### Discussion 6

We will review an example that highlights the need of being proficient in xpath syntax, because we are not able to inspect the html using devtools. 

Consider the website [`https://imsdb.com/`](https://imsdb.com/). We want to scrape the links that are in the _Genre_ sidebar. Using devtools, we can inspect this element and find that its a child of `table/tbody`. 

A useful cheatsheet for xpath: https://devhints.io/xpath

In [1]:
import requests
import lxml.html as lx

In [10]:
result = requests.get('https://imsdb.com/')
result.raise_for_status

<bound method Response.raise_for_status of <Response [200]>>

In [3]:
html = lx.fromstring(result.text)

In [4]:
html.xpath('//table/tbody')

[]

The list is empty. Copying the xpath from devtools doesn't help either. Apparently, the html that the requests returns is not the same as the one rendered by Google Chrome. We can inspect whatever is being returned by checking the _Networks_ tab. 

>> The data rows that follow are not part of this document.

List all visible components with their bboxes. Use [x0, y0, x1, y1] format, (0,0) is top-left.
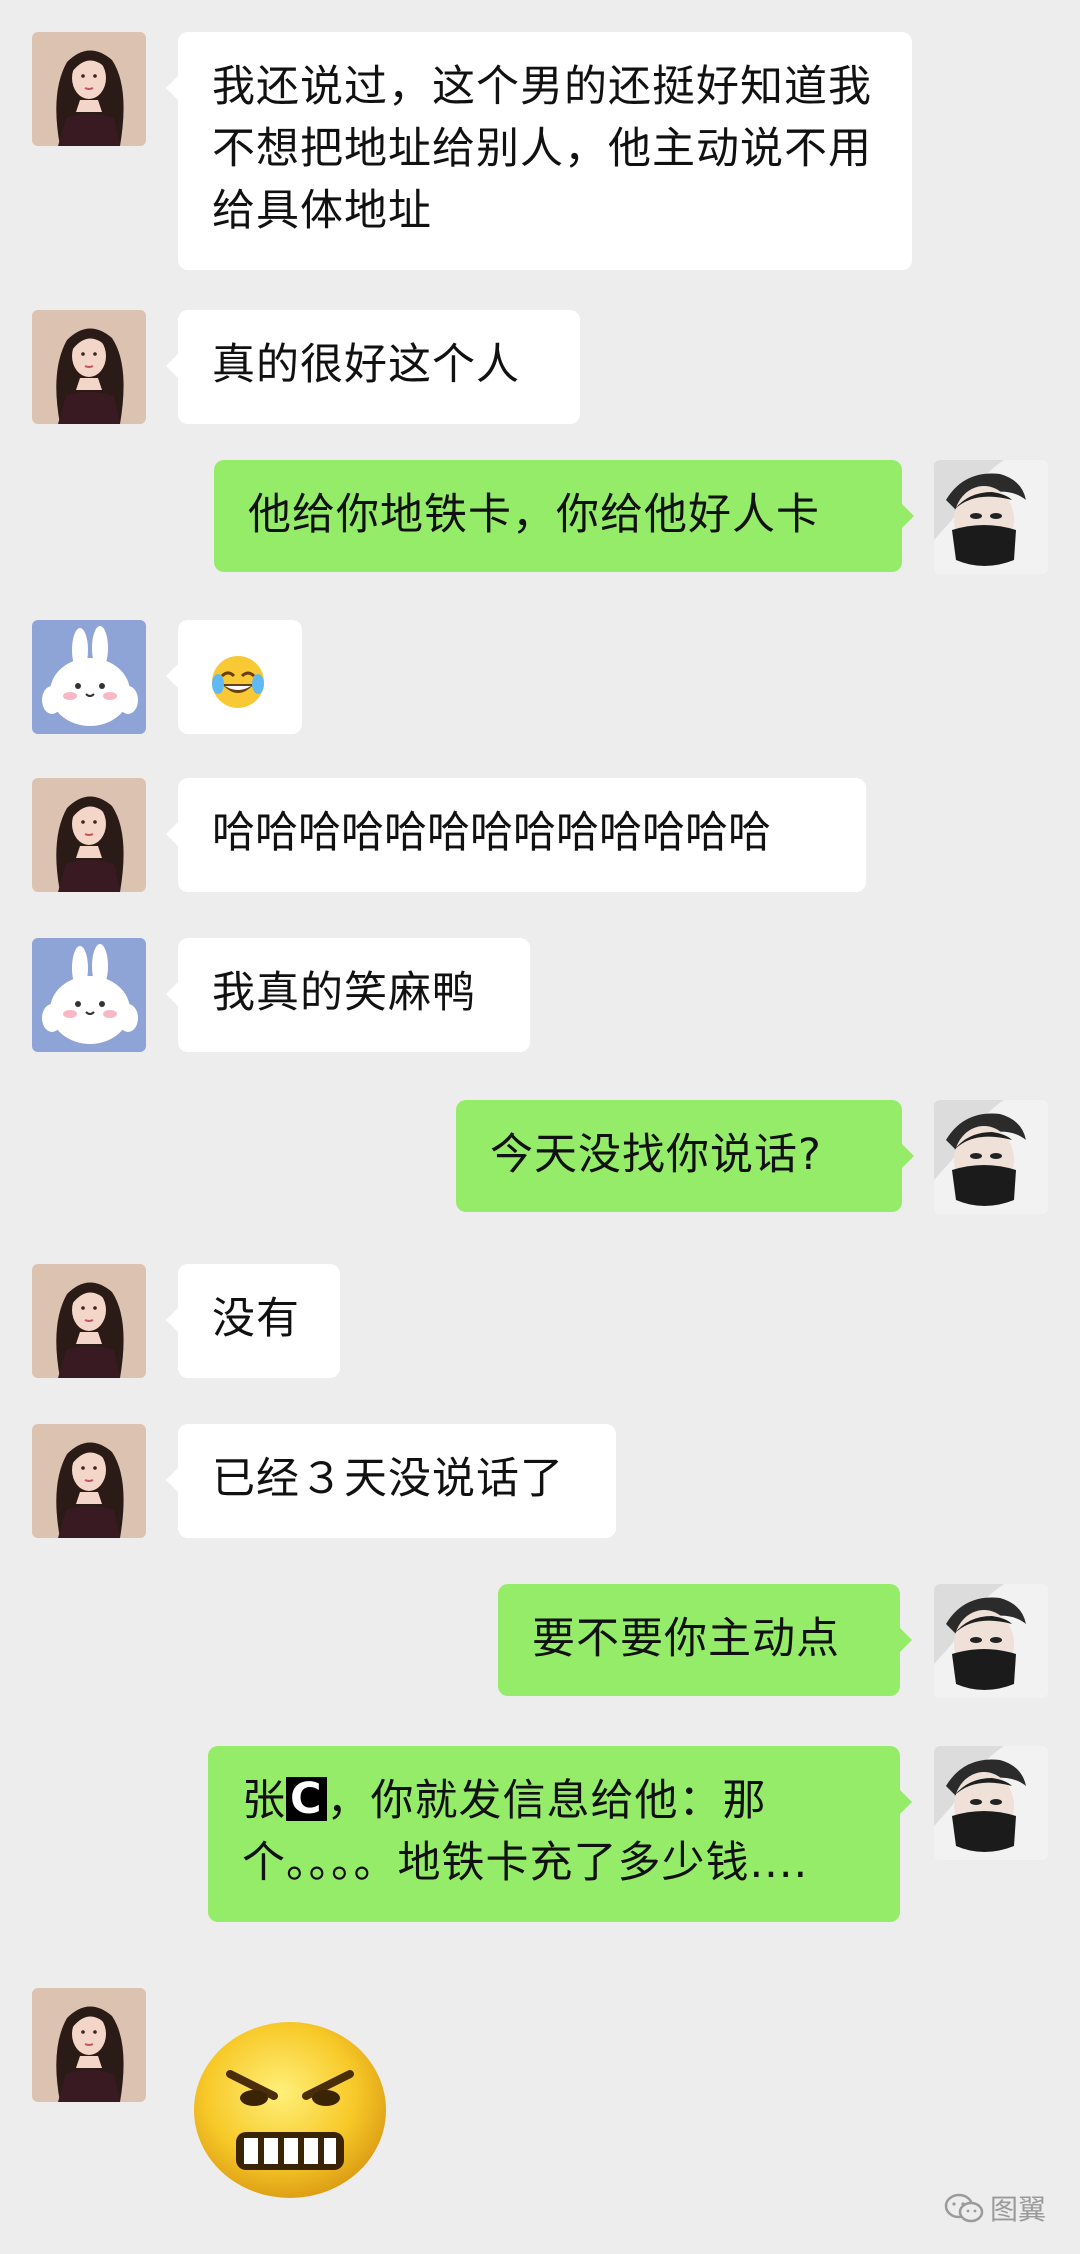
message-bubble[interactable]: [166, 620, 302, 734]
boy-masked-avatar[interactable]: [934, 1584, 1048, 1698]
message-bubble[interactable]: 没有: [166, 1264, 340, 1378]
boy-masked-avatar[interactable]: [934, 460, 1048, 574]
angry-face-sticker[interactable]: [190, 2014, 390, 2200]
message-prefix: 张: [242, 1776, 286, 1826]
message-text: ，你就发信息给他：那个。。。。地铁卡充了多少钱....: [242, 1776, 809, 1888]
message-bubble[interactable]: 哈哈哈哈哈哈哈哈哈哈哈哈哈: [166, 778, 866, 892]
girl-avatar[interactable]: [32, 310, 146, 424]
message-bubble[interactable]: 张C，你就发信息给他：那个。。。。地铁卡充了多少钱....: [208, 1746, 912, 1922]
message-bubble[interactable]: 我还说过，这个男的还挺好知道我不想把地址给别人，他主动说不用给具体地址: [166, 32, 912, 270]
message-bubble[interactable]: 我真的笑麻鸭: [166, 938, 530, 1052]
message-bubble[interactable]: 真的很好这个人: [166, 310, 580, 424]
rabbit-avatar[interactable]: [32, 620, 146, 734]
wechat-icon: [944, 2193, 984, 2223]
watermark-text: 图翼: [990, 2193, 1047, 2226]
tears-of-joy-emoji: [212, 655, 264, 708]
message-bubble[interactable]: 今天没找你说话?: [456, 1100, 914, 1212]
girl-avatar[interactable]: [32, 1264, 146, 1378]
message-bubble[interactable]: 他给你地铁卡，你给他好人卡: [214, 460, 914, 572]
redacted-name: C: [286, 1777, 327, 1821]
girl-avatar[interactable]: [32, 32, 146, 146]
message-bubble[interactable]: 已经３天没说话了: [166, 1424, 616, 1538]
watermark: 图翼: [944, 2188, 1046, 2228]
boy-masked-avatar[interactable]: [934, 1746, 1048, 1860]
girl-avatar[interactable]: [32, 1424, 146, 1538]
rabbit-avatar[interactable]: [32, 938, 146, 1052]
girl-avatar[interactable]: [32, 1988, 146, 2102]
girl-avatar[interactable]: [32, 778, 146, 892]
message-bubble[interactable]: 要不要你主动点: [498, 1584, 912, 1696]
boy-masked-avatar[interactable]: [934, 1100, 1048, 1214]
chat-window: 我还说过，这个男的还挺好知道我不想把地址给别人，他主动说不用给具体地址 真的很好…: [0, 0, 1080, 2254]
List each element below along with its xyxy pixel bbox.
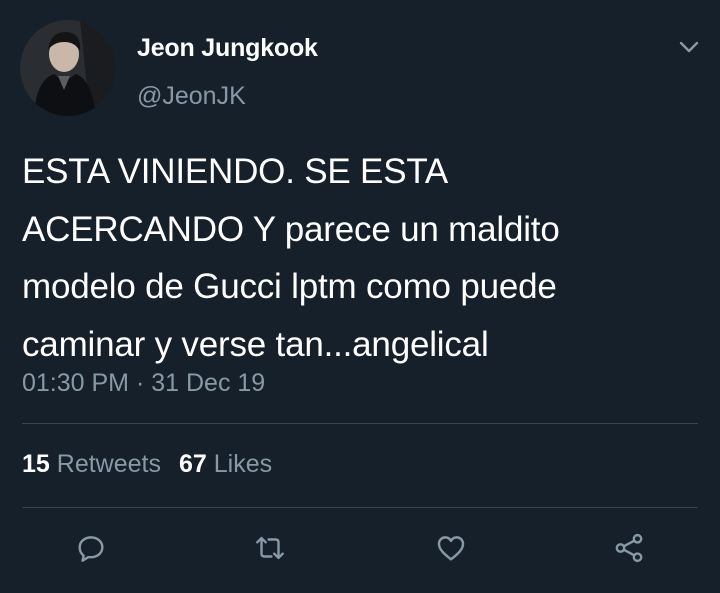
retweets-count: 15	[22, 450, 50, 478]
retweets-link[interactable]: 15 Retweets	[22, 450, 161, 478]
tweet-text-line: ACERCANDO Y parece un maldito	[22, 209, 560, 249]
share-icon	[615, 533, 643, 563]
divider	[22, 507, 698, 508]
avatar-photo	[20, 20, 116, 116]
tweet-time: 01:30 PM	[22, 369, 130, 397]
retweet-icon	[256, 536, 284, 560]
reply-icon	[78, 536, 104, 562]
reply-button[interactable]	[71, 528, 111, 568]
tweet-text-line: ESTA VINIENDO. SE ESTA	[22, 152, 449, 191]
timestamp[interactable]: 01:30 PM · 31 Dec 19	[22, 369, 265, 398]
heart-icon	[437, 536, 465, 561]
avatar[interactable]	[20, 20, 116, 116]
likes-label: Likes	[213, 450, 273, 478]
likes-count: 67	[178, 450, 207, 478]
divider	[22, 423, 698, 424]
retweets-label: Retweets	[56, 450, 161, 478]
tweet-text-line: modelo de Gucci lptm como puede	[22, 267, 557, 306]
more-options-button[interactable]	[676, 36, 702, 58]
display-name[interactable]: Jeon Jungkook	[137, 34, 318, 63]
likes-link[interactable]: 67 Likes	[179, 450, 272, 478]
engagement-stats: 15 Retweets 67 Likes	[22, 450, 272, 479]
share-button[interactable]	[609, 528, 649, 568]
username-handle[interactable]: @JeonJK	[137, 82, 246, 111]
timestamp-separator: ·	[135, 369, 145, 397]
chevron-down-icon	[679, 41, 699, 53]
retweet-button[interactable]	[250, 528, 290, 568]
tweet-text: ESTA VINIENDO. SE ESTA ACERCANDO Y parec…	[22, 143, 702, 373]
tweet-date: 31 Dec 19	[151, 369, 266, 397]
tweet-text-line: caminar y verse tan...angelical	[22, 324, 489, 364]
tweet-card: Jeon Jungkook @JeonJK ESTA VINIENDO. SE …	[0, 0, 720, 593]
like-button[interactable]	[431, 528, 471, 568]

While re-loading the webpage to monitor the communication in the _Networks_ tab, we note see that the html (for smaller dimensions which can be set in the upper left corner) is now rendered for mobile use. The sidebar with _Genre_ section is now missing. Going back to inspecting the html we see, that the genres are now listed as dropdown menu. The dropdown menu does not contain links, those are generated by a script. 

Back to the network tab! Cycling through all requests, we find that the html is returned as `Document`, but no other data is transferred. Lets inspect the request, and navigate to its _Response_ tab. We can search it for the string `Genres`. We find three instances, but all preparing the script, none containing the links. While dealing with scripts was presented in todays lecture, we should adjust the dimensions (upper left corner) to something larger (e.g., _Nest Hub Max_). 

A new request will now return a different html. Searching for the string `Genre` will now find the corresponding table, its in a different element structure as in our first attempt. However, ... 

In [9]:
html.xpath('//td[text()="Genre"]')

[]

Some whitespace characters prevent us from finding the element! (Direct inspection of `request.text` shows that its `"Genre\r\n"`! 

In [6]:
html.xpath('//td[contains(text(), "Genre")]') 

[<Element td at 0x7fe702289800>]

Now, how to get the correct anchors? 

In [7]:
html.xpath('//table[tr/td[contains(text(), "Genre")]]/tr//a/@href') 

['/genre/Action',
 '/genre/Adventure',
 '/genre/Animation',
 '/genre/Comedy',
 '/genre/Crime',
 '/genre/Drama',
 '/genre/Family',
 '/genre/Fantasy',
 '/genre/Film-Noir',
 '/genre/Horror',
 '/genre/Musical',
 '/genre/Mystery',
 '/genre/Romance',
 '/genre/Sci-Fi',
 '/genre/Short',
 '/genre/Thriller',
 '/genre/War',
 '/genre/Western']

Perfect! Now, consider the [_Interstellar_](https://imsdb.com/Movie%20Scripts/Interstellar%20Script.html) page. We want to retrieve the movie release year. After inspecting the html (it might not be accurate!), we find that the date is the content of a `<td>` element, but is cluttered between a variety of other elements. 

In [8]:
result = requests.get('https://imsdb.com/Movie%20Scripts/Interstellar%20Script.html')
result.raise_for_status

<bound method Response.raise_for_status of <Response [200]>>

In [9]:
html = lx.fromstring(result.text)

In [10]:
html.xpath('//table[@class="script-details"]//td/text()') 

['\r\n      ',
 '\xa0\xa0Excellent.',
 '\r\n      ',
 '\xa0\xa0',
 ' (10 out of 10)',
 '\r\n\t  ',
 '\xa0\xa0',
 ' (9.50 out of 10)',
 '\r\n\r\n',
 '\r\n',
 '\r\n',
 '\r\n',
 '\r\n\t  \r\n      ',
 '\r\n      ',
 '\xa0\xa0',
 '\r\n      ',
 '\xa0\xa0',
 '\xa0\xa0',
 '\xa0\xa0',
 '\r\n\t ',
 ' : March 2008',
 '\r\n\t ',
 ' : November 2014',
 '\r\n\t \r\n',
 '\r\n',
 '\r\n']

Its there, but how to we retrieve the correct element text? 

In [11]:
html.xpath('//b[text() = "Script Date"]/following-sibling::text()[1]')

[' : March 2008']

From here, we will use regular expressions to extract the digits of the year. We will learn about regular expressions next week. In the meantime, become an xpath [ninja](https://topswagcode.com/xpath/)!